The question is if we should always use the save variant, or only on 32bit systems, or only with clang on 32bit systems. I found no documentation that gcc's alloca is guaranteed to be aligned on 32bit systems (I haven't searched much, though).
(In reply to comment #2)
> I ran all product-related tests using clang on 32bit linux, and all passed.
> I experienced that clang's alloca seems to be 16 byte aligned, if there happens
> to be an aligned variable declared "nearby". This could explain why all unit
> tests pass, but that solution is of course quite fragile.
> The question is if we should always use the save variant, or only on 32bit
> systems, or only with clang on 32bit systems. I found no documentation that
> gcc's alloca is guaranteed to be aligned on 32bit systems (I haven't searched
> much, though).
I'm using 64bit Linux and a forked version of clang (I don't know at which version the fork diverged from the main clang/LLVM project), but I doubt the fork changed the alignment of alloca calls. This means that we definitely need to use the save variant (assuming this means the branch of the code that allocates the extra space and manually fixes alignment) for both 64 bit and 32 bit clang.

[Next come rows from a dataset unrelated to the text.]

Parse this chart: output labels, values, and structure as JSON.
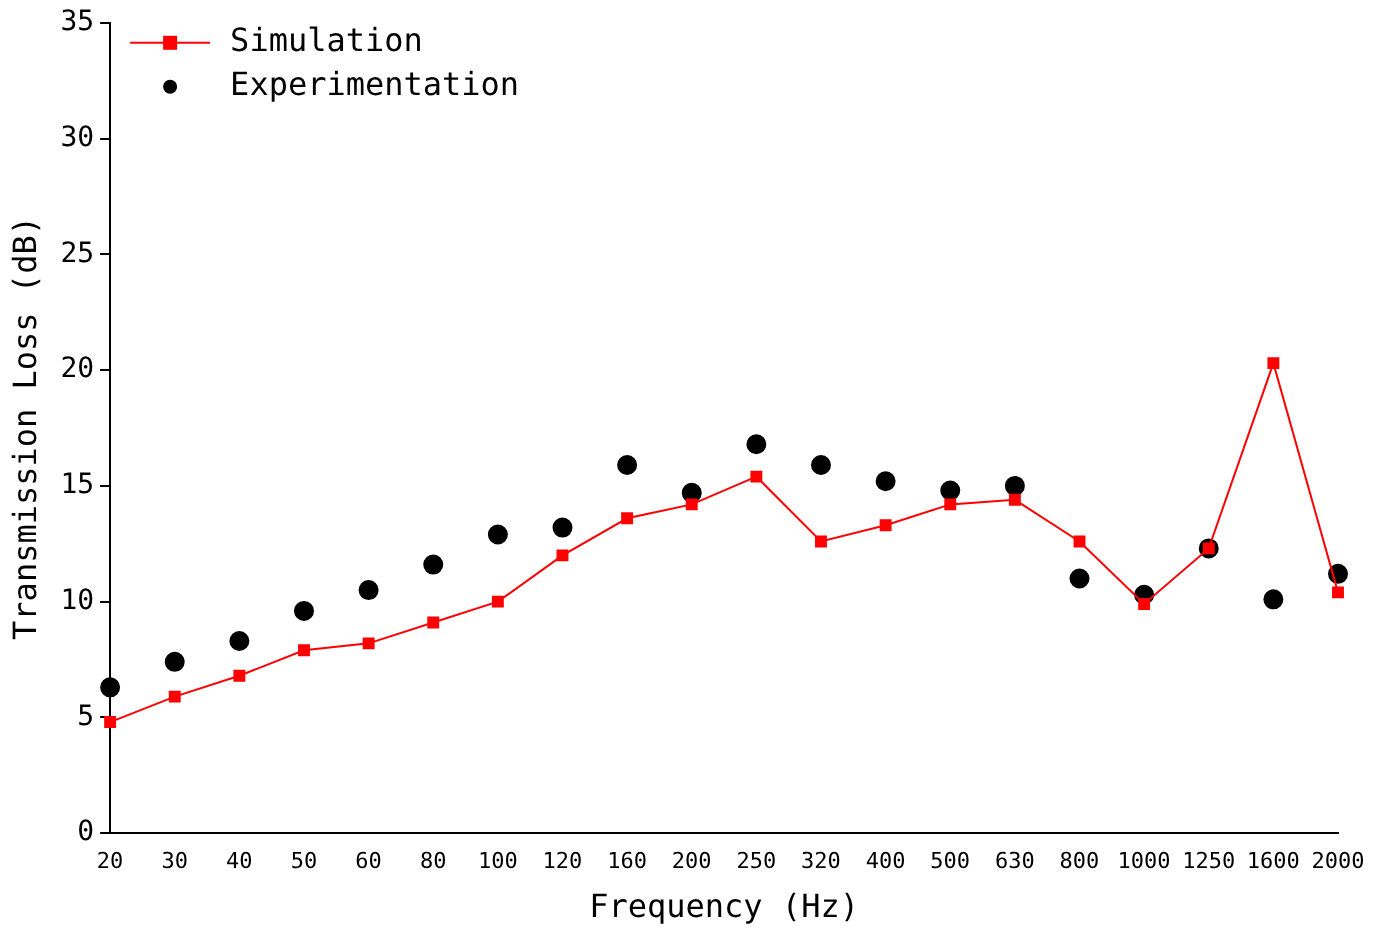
{
  "chart_data": {
    "type": "line",
    "xlabel": "Frequency (Hz)",
    "ylabel": "Transmission Loss (dB)",
    "categories": [
      "20",
      "30",
      "40",
      "50",
      "60",
      "80",
      "100",
      "120",
      "160",
      "200",
      "250",
      "320",
      "400",
      "500",
      "630",
      "800",
      "1000",
      "1250",
      "1600",
      "2000"
    ],
    "series": [
      {
        "name": "Simulation",
        "color": "#ff0000",
        "marker": "square",
        "values": [
          4.8,
          5.9,
          6.8,
          7.9,
          8.2,
          9.1,
          10.0,
          12.0,
          13.6,
          14.2,
          15.4,
          12.6,
          13.3,
          14.2,
          14.4,
          12.6,
          9.9,
          12.3,
          20.3,
          10.4
        ]
      },
      {
        "name": "Experimentation",
        "type": "scatter",
        "color": "#000000",
        "marker": "circle",
        "values": [
          6.3,
          7.4,
          8.3,
          9.6,
          10.5,
          11.6,
          12.9,
          13.2,
          15.9,
          14.7,
          16.8,
          15.9,
          15.2,
          14.8,
          15.0,
          11.0,
          10.3,
          12.3,
          10.1,
          11.2
        ]
      }
    ],
    "ylim": [
      0,
      35
    ],
    "yticks": [
      0,
      5,
      10,
      15,
      20,
      25,
      30,
      35
    ],
    "grid": false,
    "legend": "top left"
  }
}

I did a bit of searching about gcc alloca alignment. I didn't find anything too definitive, but these 2 bug reports indicate that gcc's alloca is 16 byte aligned:
The first bug report looks like 32 bit assembly, but that report is old (from 2004), so I think we know that gcc's alloca was 16 byte aligned in 2004. The second bug report affirms that gcc's alloca is 16 byte aligned for 64 bit systems.
Based off of this, I think we could do something like:
if not gcc or align_bytes > 16:
alloca extra space and align manually
use gcc alloca
I have no idea about alignment on CPUs that aren't x86 or x86_64 though, and I haven't looked into how other compilers (such as icc) behave. The non-fragile thing to do would just always use the "alloca extra space and manually align" method.
> The non-fragile thing to do would just always use the "alloca extra space
> and manually align" method.
Indeed, this seems to be the most reasonable choice.
I experimented a bit, and found that if we replace (simplified):
(alloca(size+16) &~15) + 16;
(alloca(size+15) + 15) & ~15;
then GCC is smart enough to produce no extra overhead (except for very few additional bytes on the stack). I.e., if x is already aligned, (x + 15)&~15 is a NOP.
Given that, I agree on always using the safe path.
If that works on your system(s) as well, we can back-port to 3.2
Unfortunately, with EIGEN_ALIGN_BYTES=32, GCC still produces a slightly sub-optimal:
leal 15(%esp), %edx
andl $-16, %edx
addl $31, %edx
andl $-32, %edx
instead of the equivalent:
leal 31(%esp), %edx
andl $-32, %edx
But that is only a minor gcc-optimization problem, we can hardly circumvent.
This works on my system and seems like it should work on every system as a method of getting aligned pointers.
I personally don't need a back-port to 3.2, so its completely up to you if this bug is serious enough to warrant a back-port.